Berlusconis Kabinett hatte nach der Nuklearkatastrophe von Fukushima Mitte April seine Pläne für einen Wiedereinstieg in die Kernenergie mit einem Moratorium vorläufig auf Eis gelegt. Damit werde das von der linken Opposition beantragte Referendum hinfällig, hatte Berlusconi argumentiert. Die Opposition protestierte dagegen.

Bei dem Referendum am 12. und 13. Juni soll nicht nur über die Atompolitik abgestimmt werden. Weitere Themen sind die Zulässigkeit eines Amnestiegesetzes, das Berlusconi die Möglichkeit verschaffen würde, seinen Prozessen erklärungslos fernzubleiben, und die geplante Privatisierung der Wasserwerke.

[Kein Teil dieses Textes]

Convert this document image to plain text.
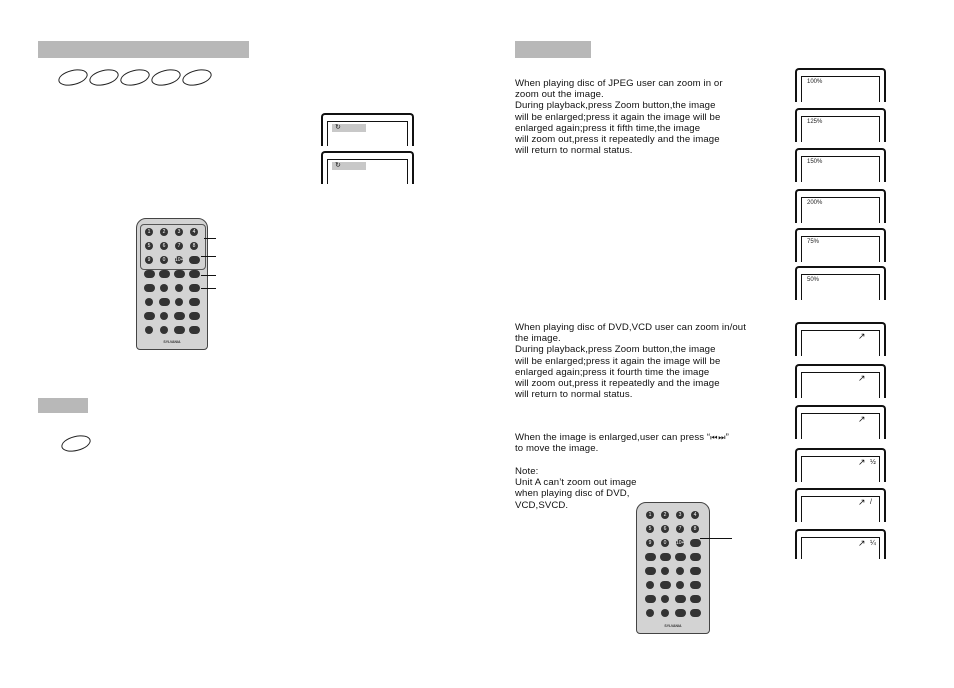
↻
↻
1	2	3	4
5	6	7	8
9	0	10+
SYLVANIA
When playing disc of JPEG user can zoom in or
zoom out the image.
During playback,press Zoom button,the image
will be enlarged;press it again the image will be
enlarged again;press it fifth time,the image
will zoom out,press it repeatedly and the image
will return to normal status.
100%
125%
150%
200%
75%
50%
When playing disc of DVD,VCD user can zoom in/out
the image.
During playback,press Zoom button,the image
will be enlarged;press it again the image will be
enlarged again;press it fourth time the image
will zoom out,press it repeatedly and the image
will return to normal status.
↗
↗
↗
↗ ½
↗ /
↗ ¼
When the image is enlarged,user can press “⏮ ⏭”
to move the image.
Note:
Unit A can’t zoom out image
when playing disc of DVD,
VCD,SVCD.
1	2	3	4
5	6	7	8
9	0	10+
SYLVANIA
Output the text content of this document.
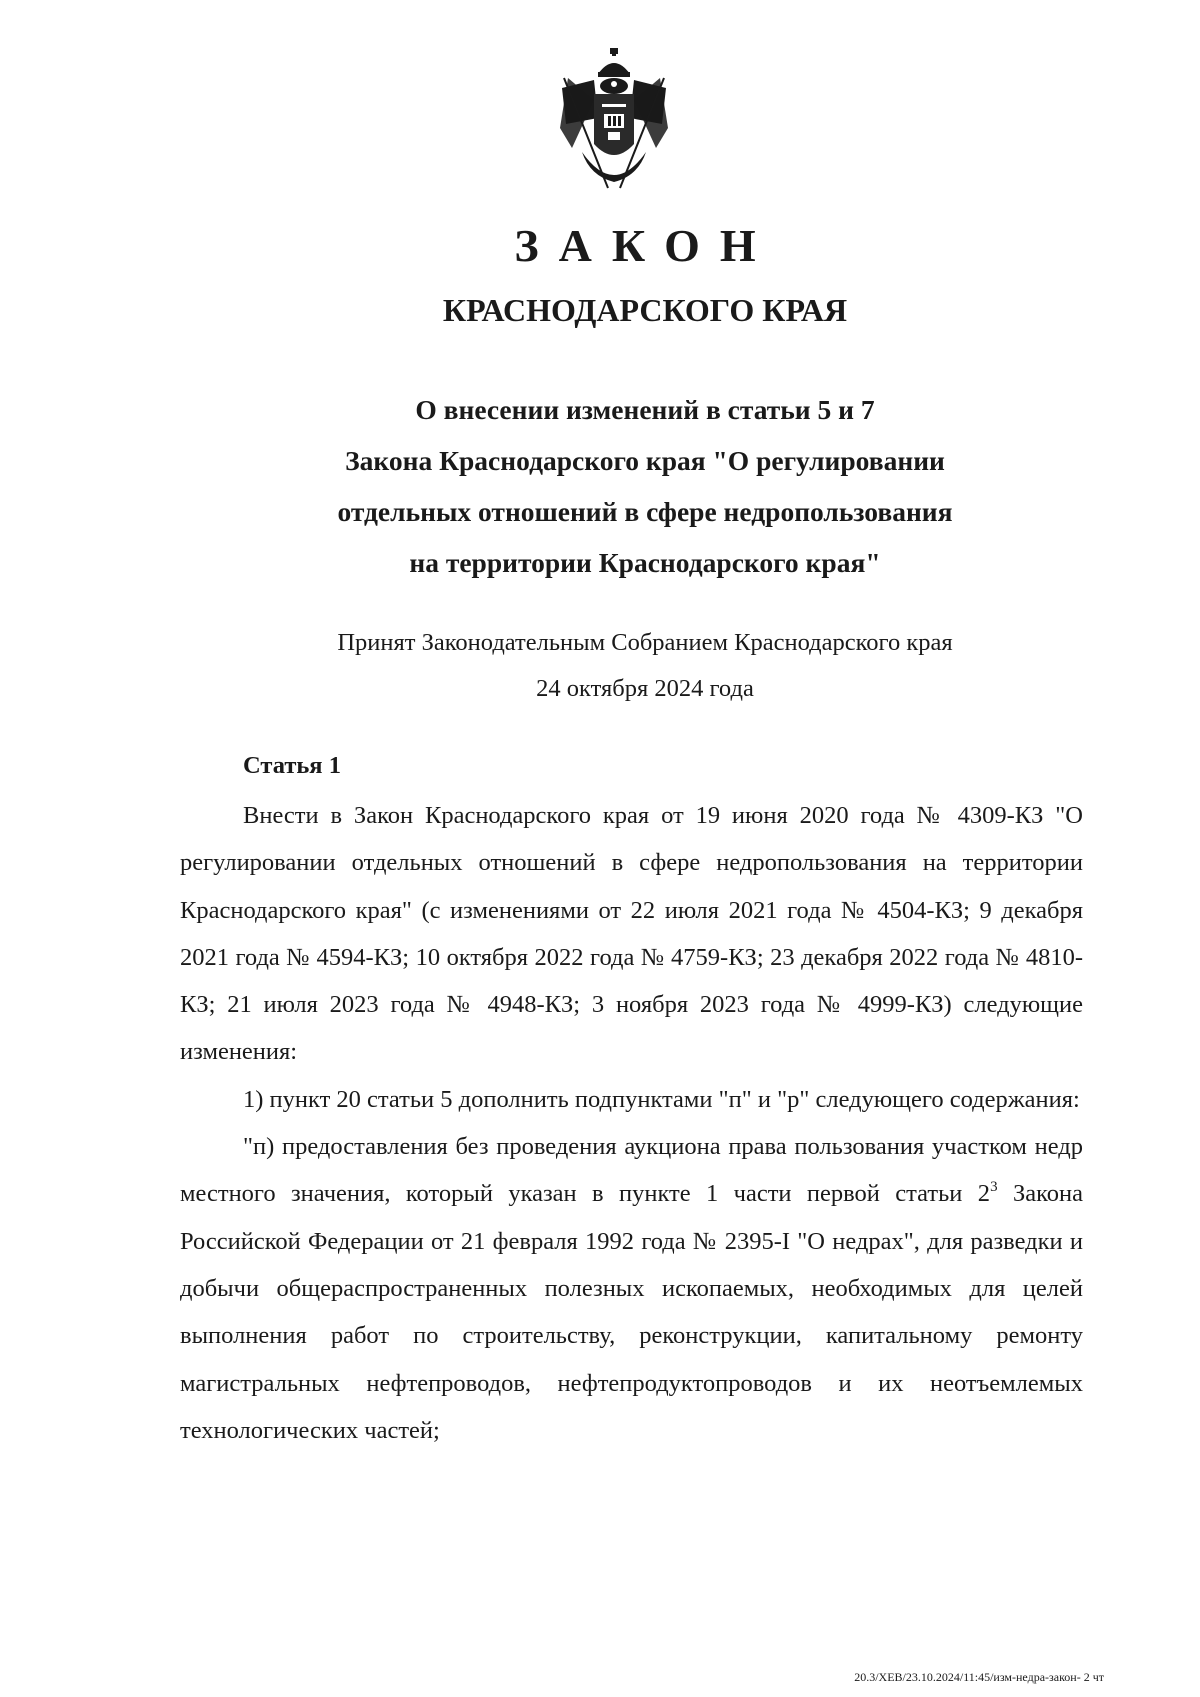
ЗАКОН
КРАСНОДАРСКОГО КРАЯ
О внесении изменений в статьи 5 и 7
Закона Краснодарского края "О регулировании
отдельных отношений в сфере недропользования
на территории Краснодарского края"
Принят Законодательным Собранием Краснодарского края
24 октября 2024 года
Статья 1

Внести в Закон Краснодарского края от 19 июня 2020 года № 4309-КЗ "О регулировании отдельных отношений в сфере недропользования на территории Краснодарского края" (с изменениями от 22 июля 2021 года № 4504-КЗ; 9 декабря 2021 года № 4594-КЗ; 10 октября 2022 года № 4759-КЗ; 23 декабря 2022 года № 4810-КЗ; 21 июля 2023 года № 4948-КЗ; 3 ноября 2023 года № 4999-КЗ) следующие изменения:

1) пункт 20 статьи 5 дополнить подпунктами "п" и "р" следующего содержания:

"п) предоставления без проведения аукциона права пользования участком недр местного значения, который указан в пункте 1 части первой статьи $2^3$ Закона Российской Федерации от 21 февраля 1992 года № 2395-I "О недрах", для разведки и добычи общераспространенных полезных ископаемых, необходимых для целей выполнения работ по строительству, реконструкции, капитальному ремонту магистральных нефтепроводов, нефтепродуктопроводов и их неотъемлемых технологических частей;

20.3/ХЕВ/23.10.2024/11:45/изм-недра-закон- 2 чт
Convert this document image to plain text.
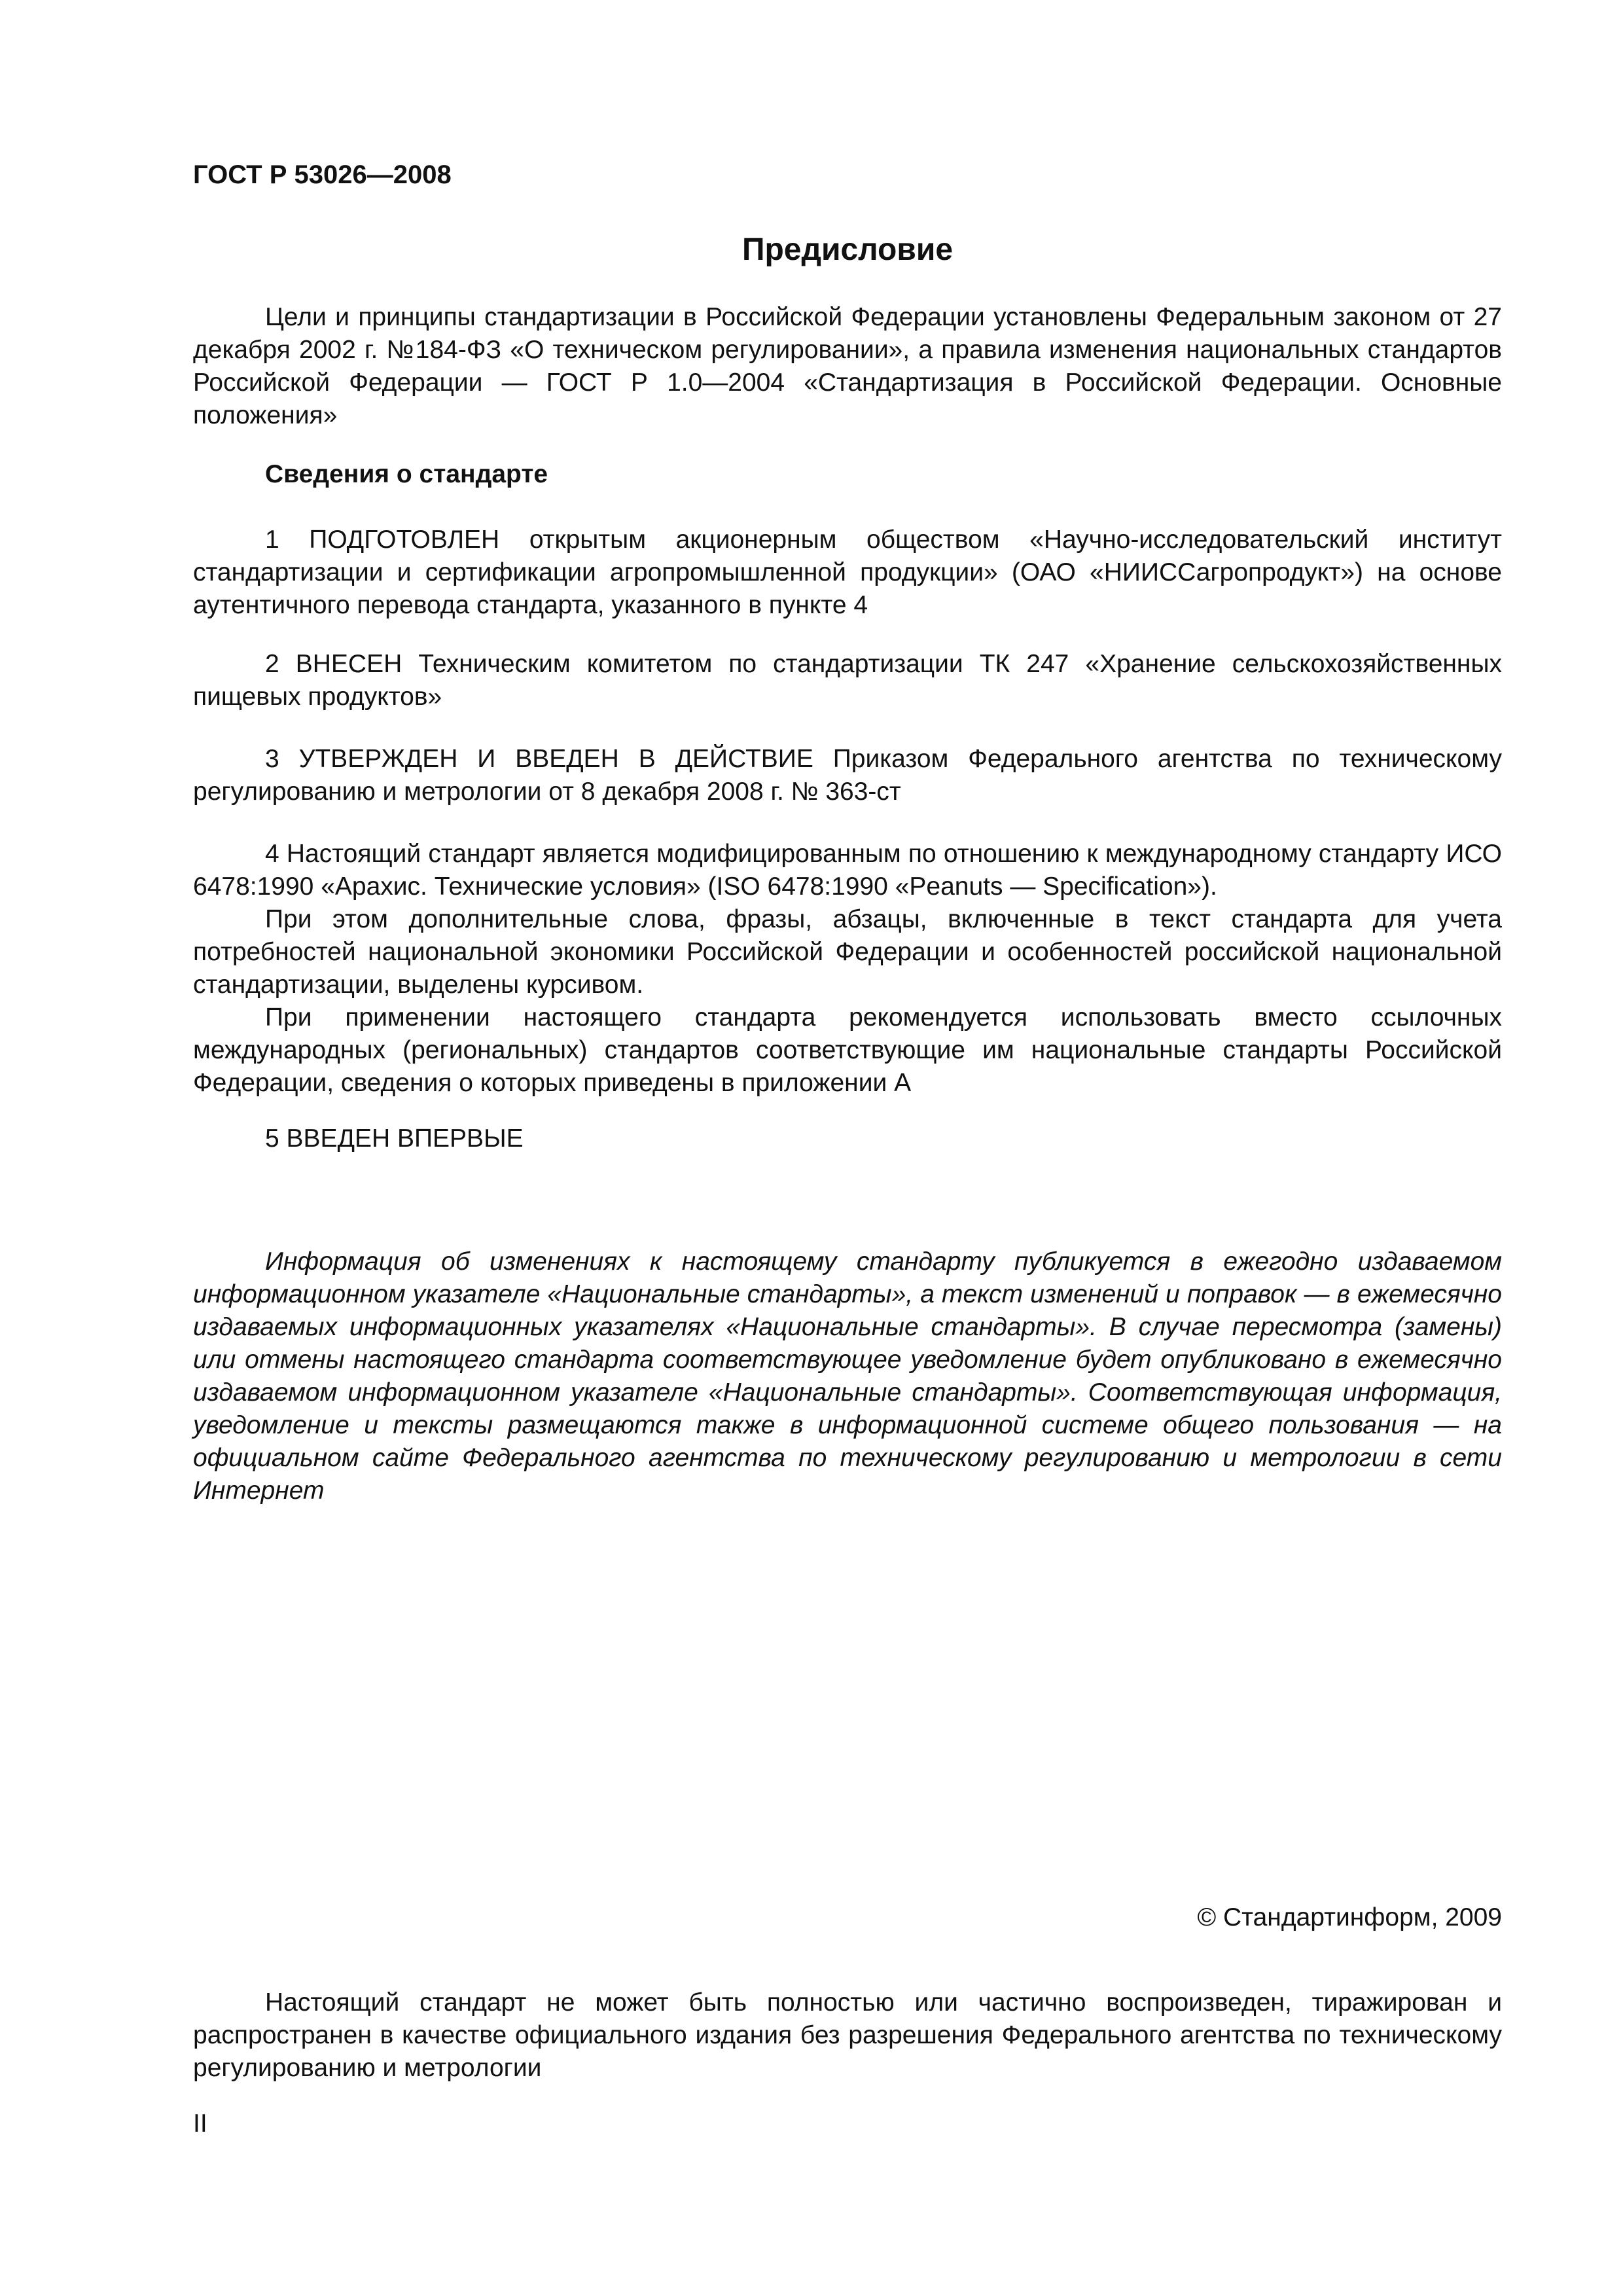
ГОСТ Р 53026—2008
Предисловие

Цели и принципы стандартизации в Российской Федерации установлены Федеральным законом от 27 декабря 2002 г. №184-ФЗ «О техническом регулировании», а правила изменения национальных стандартов Российской Федерации — ГОСТ Р 1.0—2004 «Стандартизация в Российской Федерации. Основные положения»

Сведения о стандарте

1 ПОДГОТОВЛЕН открытым акционерным обществом «Научно-исследовательский институт стандартизации и сертификации агропромышленной продукции» (ОАО «НИИССагропродукт») на основе аутентичного перевода стандарта, указанного в пункте 4

2 ВНЕСЕН Техническим комитетом по стандартизации ТК 247 «Хранение сельскохозяйственных пищевых продуктов»

3 УТВЕРЖДЕН И ВВЕДЕН В ДЕЙСТВИЕ Приказом Федерального агентства по техническому регулированию и метрологии от 8 декабря 2008 г. № 363-ст

4 Настоящий стандарт является модифицированным по отношению к международному стандарту ИСО 6478:1990 «Арахис. Технические условия» (ISO 6478:1990 «Peanuts — Specification»).

При этом дополнительные слова, фразы, абзацы, включенные в текст стандарта для учета потребностей национальной экономики Российской Федерации и особенностей российской национальной стандартизации, выделены курсивом.

При применении настоящего стандарта рекомендуется использовать вместо ссылочных международных (региональных) стандартов соответствующие им национальные стандарты Российской Федерации, сведения о которых приведены в приложении А

5 ВВЕДЕН ВПЕРВЫЕ

Информация об изменениях к настоящему стандарту публикуется в ежегодно издаваемом информационном указателе «Национальные стандарты», а текст изменений и поправок — в ежемесячно издаваемых информационных указателях «Национальные стандарты». В случае пересмотра (замены) или отмены настоящего стандарта соответствующее уведомление будет опубликовано в ежемесячно издаваемом информационном указателе «Национальные стандарты». Соответствующая информация, уведомление и тексты размещаются также в информационной системе общего пользования — на официальном сайте Федерального агентства по техническому регулированию и метрологии в сети Интернет

© Стандартинформ, 2009

Настоящий стандарт не может быть полностью или частично воспроизведен, тиражирован и распространен в качестве официального издания без разрешения Федерального агентства по техническому регулированию и метрологии

II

Berlusconi hat bereits mehrfach durchblicken lassen, dass er weiter an die Kernenergie glaubt. „Ich bin überzeugt davon, dass die Zukunft in der Kernenergie liegt“, erklärte er zuletzt am Dienstagabend. Gegen die Angst des Volkes könne man allerdings nichts machen. „Auch in Deutschland hat sich die Psychose des atomaren Risikos nach Fukushima verbreitet und die Regierung hat sich wohl oder übel anpassen müssen“, sagte Berlusconi.

Am 25. Jahrestag des Reaktorunfalls in Tschernobyl bemerkte der „Cavaliere“ nach einem Treffen mit dem französischen Präsidenten Nicolas Sarkozy: „Die Nuklearenergie ist weiter die sicherste der Welt“. Der jüngste Atomunfall im japanischen Fukushima sei nur deswegen geschehen, weil der Reaktor auf einem ungeeigneten Gelände errichtet wurde. Italien war 1987 per Referendum aus der Kernenergie ausgestiegen.

Berlusconi hatte 2009 im Parlament die gesetzliche Basis für einen Wiedereinstieg gelegt. 2013 hätte mit dem Bau des ersten Europäischen Druckwasserreaktors (EPR) des französischen Anbieters Areva begonnen werden sollen.